Morningstar.com offers a tax-equivalent yield function on its Bond Calculator that helps investors determine whether they're better off investing in taxable or municipal bonds based on their federal and state tax rates. (Click here to find your state tax rate, and here for more details regarding your federal tax rate.)

For example, let's say you're an investor who's in the 28% federal tax bracket who resides in Illinois, which has a flat state income tax rate of 5%. If you wanted to compare the amount of income generated from  Vanguard Intermediate-Term Investment-Grade Investor (VFICX) and  Vanguard Intermediate-Term Tax-Exempt Investment (VWITX), both of which land in the same square of the Morningstar Style Box, you'd start by finding the yield for both offerings. The quote page for each fund shows that Vanguard Intermediate-Term Investment-Grade Investor has a 4.12% trailing-12-month yield, while Vanguard Intermediate-Term Tax-Exempt has a 3.41% yield over the trailing 12 months. With all this information, you can now input the appropriate data into the tax-equivalent bond calculator. (Note that because of the recent rally, especially in munis, these funds' current yields are lower than their trailing-12-month yields--1.83% for the muni fund and 2.88% for the taxable fund. For the most current information on a fund's yield, look for its SEC yield, usually available on fund companies' websites.)

When using the calculator, first enter the municipal bond's attributes and whether its income is exempt from state and local taxes. (If it's a muni-national fund, such as Vanguard Intermediate-Term Tax-Exempt Investment, you'd click on the "no" radio button; muni income is typically only exempt from state taxes if the shareholder lives in the same state that issues the debt. Muni-national fund investors give up most of that state tax break, but they benefit because the funds are geographically diversified.)

Next, fill in the attributes for the taxable-bond fund. In the case of Vanguard Intermediate-Term Investment-Grade Investor, it is diversified across bond sectors, so respond "no" to the question of whether it's a Treasury bond. Finally, select your federal tax bracket from the dropdown menu and enter in your state tax rate.

Assuming a federal tax rate of 28% and a state tax rate of 5%, you can then see how the yields compare. When you hit the Calculate button, you'll see the yield for the taxable fund (4.12%) alongside the tax-equivalent yield for the muni-bond fund (4.74%). This means that based on its 12-month yield information, the muni-bond fund has a higher yield, once your tax rates are factored in, than the taxable fund. (Using SEC yield rather than 12-month yield gives the edge to the taxable fund.)

Mind These Risks
Although yield is important when considering bond funds, don't shop on yield alone, because an investment's yield will generally be correlated with its risk level. As with equity funds, also consider the muni-bond fund's track record (including bear-market years like 2008), costs, manager tenure, and strategy.
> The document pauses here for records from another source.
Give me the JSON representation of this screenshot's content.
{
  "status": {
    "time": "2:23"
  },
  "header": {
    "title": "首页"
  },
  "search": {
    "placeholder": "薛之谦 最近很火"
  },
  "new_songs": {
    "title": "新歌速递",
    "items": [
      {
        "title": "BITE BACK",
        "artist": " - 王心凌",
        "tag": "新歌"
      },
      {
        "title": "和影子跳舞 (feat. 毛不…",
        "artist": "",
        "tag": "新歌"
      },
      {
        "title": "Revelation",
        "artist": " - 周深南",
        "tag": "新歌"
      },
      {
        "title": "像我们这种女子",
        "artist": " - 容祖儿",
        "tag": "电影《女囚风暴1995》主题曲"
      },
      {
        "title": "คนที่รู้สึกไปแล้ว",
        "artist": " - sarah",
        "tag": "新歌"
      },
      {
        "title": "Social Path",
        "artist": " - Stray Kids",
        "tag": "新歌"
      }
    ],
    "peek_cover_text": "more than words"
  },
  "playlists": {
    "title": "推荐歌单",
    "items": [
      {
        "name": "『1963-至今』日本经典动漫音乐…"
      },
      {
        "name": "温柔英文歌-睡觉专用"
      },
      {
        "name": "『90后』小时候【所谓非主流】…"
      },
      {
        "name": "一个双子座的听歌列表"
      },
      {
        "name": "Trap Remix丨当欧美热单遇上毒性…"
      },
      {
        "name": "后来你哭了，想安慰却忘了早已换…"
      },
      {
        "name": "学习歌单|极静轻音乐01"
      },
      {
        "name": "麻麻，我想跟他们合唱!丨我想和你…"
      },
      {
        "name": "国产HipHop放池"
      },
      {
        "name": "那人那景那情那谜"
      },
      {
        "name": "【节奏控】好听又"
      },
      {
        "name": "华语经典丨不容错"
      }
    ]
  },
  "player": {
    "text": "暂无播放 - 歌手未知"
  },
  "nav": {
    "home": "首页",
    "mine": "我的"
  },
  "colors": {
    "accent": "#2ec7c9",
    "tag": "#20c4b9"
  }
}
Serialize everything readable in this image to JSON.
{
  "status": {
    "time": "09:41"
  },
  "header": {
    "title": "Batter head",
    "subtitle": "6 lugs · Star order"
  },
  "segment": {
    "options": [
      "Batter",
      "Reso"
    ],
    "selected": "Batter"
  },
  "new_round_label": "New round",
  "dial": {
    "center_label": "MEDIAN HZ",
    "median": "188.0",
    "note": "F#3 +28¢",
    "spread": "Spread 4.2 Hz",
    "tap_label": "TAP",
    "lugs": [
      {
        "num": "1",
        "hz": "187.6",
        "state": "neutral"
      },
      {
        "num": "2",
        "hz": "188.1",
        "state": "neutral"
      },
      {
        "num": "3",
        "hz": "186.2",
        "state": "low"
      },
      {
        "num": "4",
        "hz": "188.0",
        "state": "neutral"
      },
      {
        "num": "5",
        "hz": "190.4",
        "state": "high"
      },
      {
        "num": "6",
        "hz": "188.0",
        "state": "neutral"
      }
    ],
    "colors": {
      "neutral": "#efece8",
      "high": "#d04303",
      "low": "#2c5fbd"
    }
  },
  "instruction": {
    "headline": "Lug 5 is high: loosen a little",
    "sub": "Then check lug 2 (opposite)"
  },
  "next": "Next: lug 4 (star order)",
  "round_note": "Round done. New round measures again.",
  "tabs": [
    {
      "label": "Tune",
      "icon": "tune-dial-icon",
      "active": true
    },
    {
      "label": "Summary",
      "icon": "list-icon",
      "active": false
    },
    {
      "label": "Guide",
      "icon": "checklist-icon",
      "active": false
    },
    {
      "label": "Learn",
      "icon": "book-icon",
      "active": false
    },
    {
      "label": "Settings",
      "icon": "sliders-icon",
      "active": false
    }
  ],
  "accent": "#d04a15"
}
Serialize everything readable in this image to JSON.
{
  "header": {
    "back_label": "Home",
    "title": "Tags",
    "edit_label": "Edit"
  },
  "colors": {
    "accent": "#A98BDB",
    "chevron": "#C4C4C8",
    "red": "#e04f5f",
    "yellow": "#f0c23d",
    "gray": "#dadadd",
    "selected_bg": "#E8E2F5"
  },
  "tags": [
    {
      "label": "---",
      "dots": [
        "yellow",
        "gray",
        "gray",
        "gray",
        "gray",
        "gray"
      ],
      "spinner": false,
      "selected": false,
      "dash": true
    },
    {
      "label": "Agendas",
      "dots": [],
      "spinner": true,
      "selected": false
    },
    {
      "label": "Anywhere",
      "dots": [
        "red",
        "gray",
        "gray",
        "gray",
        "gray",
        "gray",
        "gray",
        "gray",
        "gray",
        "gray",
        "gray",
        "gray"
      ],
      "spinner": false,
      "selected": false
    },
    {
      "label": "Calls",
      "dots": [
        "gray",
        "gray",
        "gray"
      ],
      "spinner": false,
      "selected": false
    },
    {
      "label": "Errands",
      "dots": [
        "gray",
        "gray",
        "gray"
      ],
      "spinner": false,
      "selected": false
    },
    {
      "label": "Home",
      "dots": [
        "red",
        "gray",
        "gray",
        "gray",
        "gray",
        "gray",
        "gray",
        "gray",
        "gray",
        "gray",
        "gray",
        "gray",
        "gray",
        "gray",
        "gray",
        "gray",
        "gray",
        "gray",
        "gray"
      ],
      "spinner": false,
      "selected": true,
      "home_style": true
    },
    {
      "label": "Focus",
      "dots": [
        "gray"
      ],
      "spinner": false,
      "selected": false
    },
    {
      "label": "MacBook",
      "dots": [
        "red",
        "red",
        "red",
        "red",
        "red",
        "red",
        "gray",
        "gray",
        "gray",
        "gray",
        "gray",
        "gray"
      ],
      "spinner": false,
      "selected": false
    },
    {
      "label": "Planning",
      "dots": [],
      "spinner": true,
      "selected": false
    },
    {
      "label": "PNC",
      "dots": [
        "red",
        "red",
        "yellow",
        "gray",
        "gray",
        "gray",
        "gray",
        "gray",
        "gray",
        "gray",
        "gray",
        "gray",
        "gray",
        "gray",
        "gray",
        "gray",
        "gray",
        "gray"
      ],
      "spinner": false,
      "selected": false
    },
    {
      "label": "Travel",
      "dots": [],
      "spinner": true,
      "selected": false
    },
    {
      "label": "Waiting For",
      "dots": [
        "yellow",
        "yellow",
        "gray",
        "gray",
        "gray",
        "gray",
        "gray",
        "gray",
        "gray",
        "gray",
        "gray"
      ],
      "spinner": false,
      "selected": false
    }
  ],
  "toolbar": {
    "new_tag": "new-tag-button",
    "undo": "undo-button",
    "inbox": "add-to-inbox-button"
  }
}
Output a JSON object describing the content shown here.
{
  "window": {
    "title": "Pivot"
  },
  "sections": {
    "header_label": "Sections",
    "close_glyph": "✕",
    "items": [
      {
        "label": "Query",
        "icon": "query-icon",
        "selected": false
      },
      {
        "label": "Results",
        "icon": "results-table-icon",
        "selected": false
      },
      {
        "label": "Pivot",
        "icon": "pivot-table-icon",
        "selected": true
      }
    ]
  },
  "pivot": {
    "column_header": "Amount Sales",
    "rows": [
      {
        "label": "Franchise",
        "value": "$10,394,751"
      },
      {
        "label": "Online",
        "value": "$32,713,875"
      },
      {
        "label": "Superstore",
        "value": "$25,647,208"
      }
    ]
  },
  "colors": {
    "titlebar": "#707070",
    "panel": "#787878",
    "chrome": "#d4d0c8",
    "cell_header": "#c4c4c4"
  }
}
Keep an eye on the fund's duration; as with all bond funds, it's a good measure of how much interest-rate risk a muni-bond fund bears. Typically, a longer duration means a greater potential for gains and losses. Credit quality should be a central consideration given that some funds might be taking on significant credit risk depending on their exposure to certain municipalities.

Regarding both duration and credit quality, Morningstar recommends taking a more measured approach by sticking to intermediate-term munis with average credit qualities of AA, which usually means that the fund has a big enough stake in high-quality bonds to cushion against credit risk but is also parked in some lower-rated issues to exploit their higher yields.

A version of this article appeared Nov. 16, 2011.